Advanced path: oscilloscope reading and duty cycle. If you have access to an oscilloscope, connect a probe to the ENA line and ground to GND while the motor runs. You will see a square wave. The period is about 2ms (490Hz). At analogWrite(180), the HIGH portion is 180/255 = 70.6% of the period, or roughly 1.4ms. The LOW portion is 0.6ms. The motor's inductance averages this to approximately 0.706 × Vsupply. At 6V battery, the motor sees about 4.2V effective. This is exactly the voltage you would need to apply DC to run the motor at 70% speed; PWM is just a time-averaged approximation of that DC level. Duty cycle calculation: duty% = (analogWrite value / 255) × 100. At 255, duty = 100% (always HIGH, equivalent to direct connection). At 0, duty = 0% (always LOW, no power).

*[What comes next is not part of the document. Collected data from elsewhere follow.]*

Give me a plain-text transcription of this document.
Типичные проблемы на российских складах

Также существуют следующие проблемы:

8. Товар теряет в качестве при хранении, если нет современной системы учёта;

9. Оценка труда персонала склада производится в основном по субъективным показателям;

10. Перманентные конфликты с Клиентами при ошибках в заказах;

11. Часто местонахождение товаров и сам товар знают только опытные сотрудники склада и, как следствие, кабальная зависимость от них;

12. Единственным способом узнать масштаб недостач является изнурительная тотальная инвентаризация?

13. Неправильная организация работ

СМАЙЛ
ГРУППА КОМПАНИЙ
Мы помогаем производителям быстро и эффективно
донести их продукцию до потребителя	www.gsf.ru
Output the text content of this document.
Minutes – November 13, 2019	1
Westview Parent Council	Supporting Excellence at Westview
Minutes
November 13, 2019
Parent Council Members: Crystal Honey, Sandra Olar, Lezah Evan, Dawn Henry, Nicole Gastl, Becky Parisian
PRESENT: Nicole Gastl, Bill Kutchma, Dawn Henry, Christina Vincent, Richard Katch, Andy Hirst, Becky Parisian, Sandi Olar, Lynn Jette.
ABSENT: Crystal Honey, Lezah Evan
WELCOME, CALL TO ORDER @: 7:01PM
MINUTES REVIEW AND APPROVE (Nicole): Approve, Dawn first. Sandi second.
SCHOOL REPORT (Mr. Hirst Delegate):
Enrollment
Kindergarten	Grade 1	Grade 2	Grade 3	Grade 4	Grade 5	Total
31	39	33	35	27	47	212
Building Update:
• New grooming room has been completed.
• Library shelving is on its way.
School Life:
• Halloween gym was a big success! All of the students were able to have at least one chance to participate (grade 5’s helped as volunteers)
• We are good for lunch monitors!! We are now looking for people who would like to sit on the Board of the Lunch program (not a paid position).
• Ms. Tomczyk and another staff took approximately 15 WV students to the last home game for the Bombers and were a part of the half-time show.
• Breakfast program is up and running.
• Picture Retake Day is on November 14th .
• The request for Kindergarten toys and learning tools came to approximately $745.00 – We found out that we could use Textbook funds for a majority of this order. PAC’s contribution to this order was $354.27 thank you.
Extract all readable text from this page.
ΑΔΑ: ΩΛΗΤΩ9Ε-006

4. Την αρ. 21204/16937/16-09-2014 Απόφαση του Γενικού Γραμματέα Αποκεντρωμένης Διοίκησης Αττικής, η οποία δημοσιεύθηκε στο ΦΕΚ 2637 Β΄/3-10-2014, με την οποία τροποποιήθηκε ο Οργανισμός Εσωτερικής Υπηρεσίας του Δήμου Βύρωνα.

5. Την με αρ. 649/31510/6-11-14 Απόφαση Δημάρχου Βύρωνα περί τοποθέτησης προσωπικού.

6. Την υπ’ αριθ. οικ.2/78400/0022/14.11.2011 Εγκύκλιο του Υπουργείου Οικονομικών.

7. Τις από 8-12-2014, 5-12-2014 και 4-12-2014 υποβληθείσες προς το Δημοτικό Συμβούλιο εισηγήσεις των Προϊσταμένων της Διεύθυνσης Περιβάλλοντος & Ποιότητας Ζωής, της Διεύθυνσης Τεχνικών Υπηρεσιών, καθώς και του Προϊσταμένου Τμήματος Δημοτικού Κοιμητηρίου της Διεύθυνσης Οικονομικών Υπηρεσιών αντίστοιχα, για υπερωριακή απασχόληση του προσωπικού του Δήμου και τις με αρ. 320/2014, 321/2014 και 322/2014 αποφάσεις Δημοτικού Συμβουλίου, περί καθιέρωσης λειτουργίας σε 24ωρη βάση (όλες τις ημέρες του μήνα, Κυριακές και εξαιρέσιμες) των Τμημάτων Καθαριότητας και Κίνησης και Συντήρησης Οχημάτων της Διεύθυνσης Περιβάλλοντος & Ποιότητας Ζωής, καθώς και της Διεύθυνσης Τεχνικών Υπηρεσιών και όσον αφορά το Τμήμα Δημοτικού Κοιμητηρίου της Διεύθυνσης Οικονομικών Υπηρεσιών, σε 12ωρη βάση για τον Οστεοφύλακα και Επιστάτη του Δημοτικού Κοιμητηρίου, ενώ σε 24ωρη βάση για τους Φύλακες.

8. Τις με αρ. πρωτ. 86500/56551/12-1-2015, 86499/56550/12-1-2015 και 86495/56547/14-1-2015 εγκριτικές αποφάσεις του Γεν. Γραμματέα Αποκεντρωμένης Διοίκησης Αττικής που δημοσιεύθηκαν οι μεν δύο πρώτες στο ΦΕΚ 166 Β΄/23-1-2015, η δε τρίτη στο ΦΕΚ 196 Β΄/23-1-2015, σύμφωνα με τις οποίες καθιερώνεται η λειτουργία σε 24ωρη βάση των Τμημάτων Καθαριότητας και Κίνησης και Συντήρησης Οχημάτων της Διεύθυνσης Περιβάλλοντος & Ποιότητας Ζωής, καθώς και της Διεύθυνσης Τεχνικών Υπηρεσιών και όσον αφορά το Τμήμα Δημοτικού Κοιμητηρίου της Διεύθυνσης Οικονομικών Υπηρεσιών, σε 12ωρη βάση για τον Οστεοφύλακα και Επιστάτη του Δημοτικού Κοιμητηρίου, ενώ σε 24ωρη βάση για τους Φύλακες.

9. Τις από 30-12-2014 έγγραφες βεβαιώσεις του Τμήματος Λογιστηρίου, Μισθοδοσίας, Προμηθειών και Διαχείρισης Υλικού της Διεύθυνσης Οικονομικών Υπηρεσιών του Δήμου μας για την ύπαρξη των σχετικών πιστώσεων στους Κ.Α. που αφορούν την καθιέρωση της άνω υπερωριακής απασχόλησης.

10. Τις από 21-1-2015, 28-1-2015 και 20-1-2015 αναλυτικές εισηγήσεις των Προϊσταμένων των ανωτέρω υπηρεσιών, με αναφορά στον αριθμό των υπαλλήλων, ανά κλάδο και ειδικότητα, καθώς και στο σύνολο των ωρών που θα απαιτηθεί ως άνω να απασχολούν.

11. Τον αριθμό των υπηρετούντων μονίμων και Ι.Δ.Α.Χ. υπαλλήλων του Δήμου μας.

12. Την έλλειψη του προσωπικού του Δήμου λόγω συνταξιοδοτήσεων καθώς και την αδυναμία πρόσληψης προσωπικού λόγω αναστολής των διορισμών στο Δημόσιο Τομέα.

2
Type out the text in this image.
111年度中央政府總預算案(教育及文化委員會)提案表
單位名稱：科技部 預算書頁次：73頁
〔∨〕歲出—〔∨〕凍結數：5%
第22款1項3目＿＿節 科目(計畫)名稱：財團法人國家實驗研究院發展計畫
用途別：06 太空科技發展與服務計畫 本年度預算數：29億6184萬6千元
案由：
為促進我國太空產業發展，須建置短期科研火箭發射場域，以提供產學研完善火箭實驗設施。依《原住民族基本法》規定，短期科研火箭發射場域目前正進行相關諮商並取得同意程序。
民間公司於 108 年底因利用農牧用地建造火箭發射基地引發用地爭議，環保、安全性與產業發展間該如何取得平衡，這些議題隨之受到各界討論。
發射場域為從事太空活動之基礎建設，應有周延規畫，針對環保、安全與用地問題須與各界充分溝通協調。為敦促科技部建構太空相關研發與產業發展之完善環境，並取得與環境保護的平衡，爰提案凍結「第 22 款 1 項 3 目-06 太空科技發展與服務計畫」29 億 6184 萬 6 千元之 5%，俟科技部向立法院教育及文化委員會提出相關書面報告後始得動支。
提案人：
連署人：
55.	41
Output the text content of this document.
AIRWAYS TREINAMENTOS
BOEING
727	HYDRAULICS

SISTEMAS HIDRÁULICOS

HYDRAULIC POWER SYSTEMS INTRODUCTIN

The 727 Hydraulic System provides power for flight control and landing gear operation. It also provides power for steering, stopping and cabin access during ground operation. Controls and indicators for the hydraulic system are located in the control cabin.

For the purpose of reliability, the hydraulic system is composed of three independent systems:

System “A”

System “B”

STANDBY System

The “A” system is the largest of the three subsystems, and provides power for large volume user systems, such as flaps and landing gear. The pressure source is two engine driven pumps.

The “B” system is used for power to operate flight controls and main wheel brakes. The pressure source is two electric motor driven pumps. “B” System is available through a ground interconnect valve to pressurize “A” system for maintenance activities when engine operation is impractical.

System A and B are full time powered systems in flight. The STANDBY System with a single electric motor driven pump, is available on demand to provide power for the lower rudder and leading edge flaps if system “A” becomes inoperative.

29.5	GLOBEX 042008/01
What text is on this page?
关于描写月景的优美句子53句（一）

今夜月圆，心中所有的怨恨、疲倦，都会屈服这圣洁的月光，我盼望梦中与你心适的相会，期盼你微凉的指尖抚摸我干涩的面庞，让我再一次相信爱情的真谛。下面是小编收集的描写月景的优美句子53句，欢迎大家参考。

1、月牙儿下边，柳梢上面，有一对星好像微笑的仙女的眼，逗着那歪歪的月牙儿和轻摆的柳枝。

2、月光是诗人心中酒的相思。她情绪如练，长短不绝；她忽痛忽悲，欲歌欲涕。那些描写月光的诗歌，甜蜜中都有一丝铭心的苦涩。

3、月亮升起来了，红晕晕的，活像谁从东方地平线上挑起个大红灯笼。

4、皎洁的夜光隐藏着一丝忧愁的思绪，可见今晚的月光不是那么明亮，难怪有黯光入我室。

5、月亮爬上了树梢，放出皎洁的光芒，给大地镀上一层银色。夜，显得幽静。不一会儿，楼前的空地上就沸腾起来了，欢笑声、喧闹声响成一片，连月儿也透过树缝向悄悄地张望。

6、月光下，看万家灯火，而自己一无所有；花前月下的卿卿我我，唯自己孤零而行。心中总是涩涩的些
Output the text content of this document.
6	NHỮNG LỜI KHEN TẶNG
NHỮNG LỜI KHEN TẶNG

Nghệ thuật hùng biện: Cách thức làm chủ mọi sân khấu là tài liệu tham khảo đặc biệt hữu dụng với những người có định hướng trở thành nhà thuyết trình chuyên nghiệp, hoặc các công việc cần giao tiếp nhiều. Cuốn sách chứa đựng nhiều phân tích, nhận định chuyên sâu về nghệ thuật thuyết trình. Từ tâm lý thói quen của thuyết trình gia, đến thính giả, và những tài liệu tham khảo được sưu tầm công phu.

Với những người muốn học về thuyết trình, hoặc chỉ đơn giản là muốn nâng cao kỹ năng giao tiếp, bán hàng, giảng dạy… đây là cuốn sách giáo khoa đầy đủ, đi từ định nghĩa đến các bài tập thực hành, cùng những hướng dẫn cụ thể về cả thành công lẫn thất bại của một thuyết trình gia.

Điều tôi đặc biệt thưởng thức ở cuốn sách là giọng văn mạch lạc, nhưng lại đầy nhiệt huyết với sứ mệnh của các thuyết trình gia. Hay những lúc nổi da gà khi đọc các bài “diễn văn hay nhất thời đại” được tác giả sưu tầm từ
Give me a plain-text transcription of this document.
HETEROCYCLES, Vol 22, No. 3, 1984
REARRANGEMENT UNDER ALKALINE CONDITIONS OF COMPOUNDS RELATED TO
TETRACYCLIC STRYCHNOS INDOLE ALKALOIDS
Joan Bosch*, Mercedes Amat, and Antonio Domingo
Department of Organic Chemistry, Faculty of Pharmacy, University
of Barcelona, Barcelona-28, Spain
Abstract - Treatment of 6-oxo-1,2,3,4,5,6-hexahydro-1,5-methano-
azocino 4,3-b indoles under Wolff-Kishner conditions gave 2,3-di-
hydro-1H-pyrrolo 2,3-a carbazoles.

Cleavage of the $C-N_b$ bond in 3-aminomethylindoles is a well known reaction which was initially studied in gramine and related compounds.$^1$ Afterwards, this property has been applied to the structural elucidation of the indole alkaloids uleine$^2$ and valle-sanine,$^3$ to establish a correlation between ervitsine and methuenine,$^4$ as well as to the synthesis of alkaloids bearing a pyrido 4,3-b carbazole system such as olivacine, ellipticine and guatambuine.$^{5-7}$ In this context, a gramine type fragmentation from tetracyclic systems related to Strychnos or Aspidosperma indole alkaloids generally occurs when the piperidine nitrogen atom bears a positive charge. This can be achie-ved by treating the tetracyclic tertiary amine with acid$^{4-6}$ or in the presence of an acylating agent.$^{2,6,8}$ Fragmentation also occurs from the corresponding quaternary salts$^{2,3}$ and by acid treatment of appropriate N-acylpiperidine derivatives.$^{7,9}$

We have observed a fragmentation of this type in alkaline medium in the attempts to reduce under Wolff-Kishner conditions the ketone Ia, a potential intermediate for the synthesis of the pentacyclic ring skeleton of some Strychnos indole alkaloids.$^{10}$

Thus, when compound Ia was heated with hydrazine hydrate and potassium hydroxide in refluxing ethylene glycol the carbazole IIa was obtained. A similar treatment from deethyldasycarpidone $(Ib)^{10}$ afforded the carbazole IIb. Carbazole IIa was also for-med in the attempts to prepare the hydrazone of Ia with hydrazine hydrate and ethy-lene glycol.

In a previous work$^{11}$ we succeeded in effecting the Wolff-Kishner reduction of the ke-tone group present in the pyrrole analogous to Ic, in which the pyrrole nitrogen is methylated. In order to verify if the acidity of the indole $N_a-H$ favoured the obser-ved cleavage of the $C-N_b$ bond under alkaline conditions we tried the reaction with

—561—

Lab 06: Smooth ramp-up and ramp-down

Measure your motor's MIN_SPEED, then write a sketch that drives the robot forward using rampUp() and rampDown() instead of direct analogWrite() calls. The robot should start without jerking, cruise, and stop without sliding.

  1. Write a short calibration sketch: in loop(), increment a speed variable from 0 to 255 in steps of 1, call analogWrite(ENA, speed) and analogWrite(ENB, speed), and delay 30ms between each step. Watch the wheels. Note the value at which rotation begins reliably. That is your MIN_SPEED.
  2. Add MIN_SPEED to your constants at the top of your main sketch.
  3. Implement rampUp() and rampDown() as shown in the code block above.
  4. Write a setDirectionForward() helper function that sets IN1–IN4 without touching the enable pins. This keeps direction logic separate from speed logic.
  5. In loop(), call setDirectionForward(), then rampUp(180, 150), then delay(1500) for the cruise, then rampDown(180, 150). Follow with stopMotors() and a long delay before repeating.
  6. Upload and observe. The start should have no lurch. The stop should be progressive, not a hard cut. If you see jerk at start, your MIN_SPEED is set too low; increase it by 10 and retry.
  7. Extend: add a ramp into a pivot turn. rampDown to MIN_SPEED, execute the turn at low speed, rampUp again. Note how the robot's behavior changes compared to snapping from cruise to full pivot.

Module milestone: The robot starts, cruises, and stops in a straight line with no visible jerk at either transition. MIN_SPEED and RTRIM are documented as constants. Ready for Module 7.


Self-Check: Module 06

Key Terms Glossary

Term Definition
duty cycle The percentage of time a PWM signal is HIGH within one period. analogWrite(255) = 100% duty. analogWrite(128) = 50% duty. Determines effective motor voltage.
deadband The range of PWM values that send a signal to the motor but produce no rotation because the pulse is too brief to overcome static friction. Typically 0–60 for a small DC gear motor.
hard brake Stopping method that sets both low-side H-bridge switches closed, shorting motor terminals to GND. Creates a braking current through back-EMF. Stops faster than coast but stresses the driver.
back-EMF The voltage a spinning motor generates when its power is cut. Acts as a generator opposing continued rotation. Used in hard braking and detected in some encoder-free speed estimation methods.
ramp function A speed profile that gradually increases or decreases PWM value over time rather than jumping instantly. Eliminates mechanical jerk and reduces current spikes at startup.
MIN_SPEED The lowest PWM value at which the motor reliably starts turning under normal load. Specific to each motor and should be measured, not assumed. Used as the starting point for ramp functions.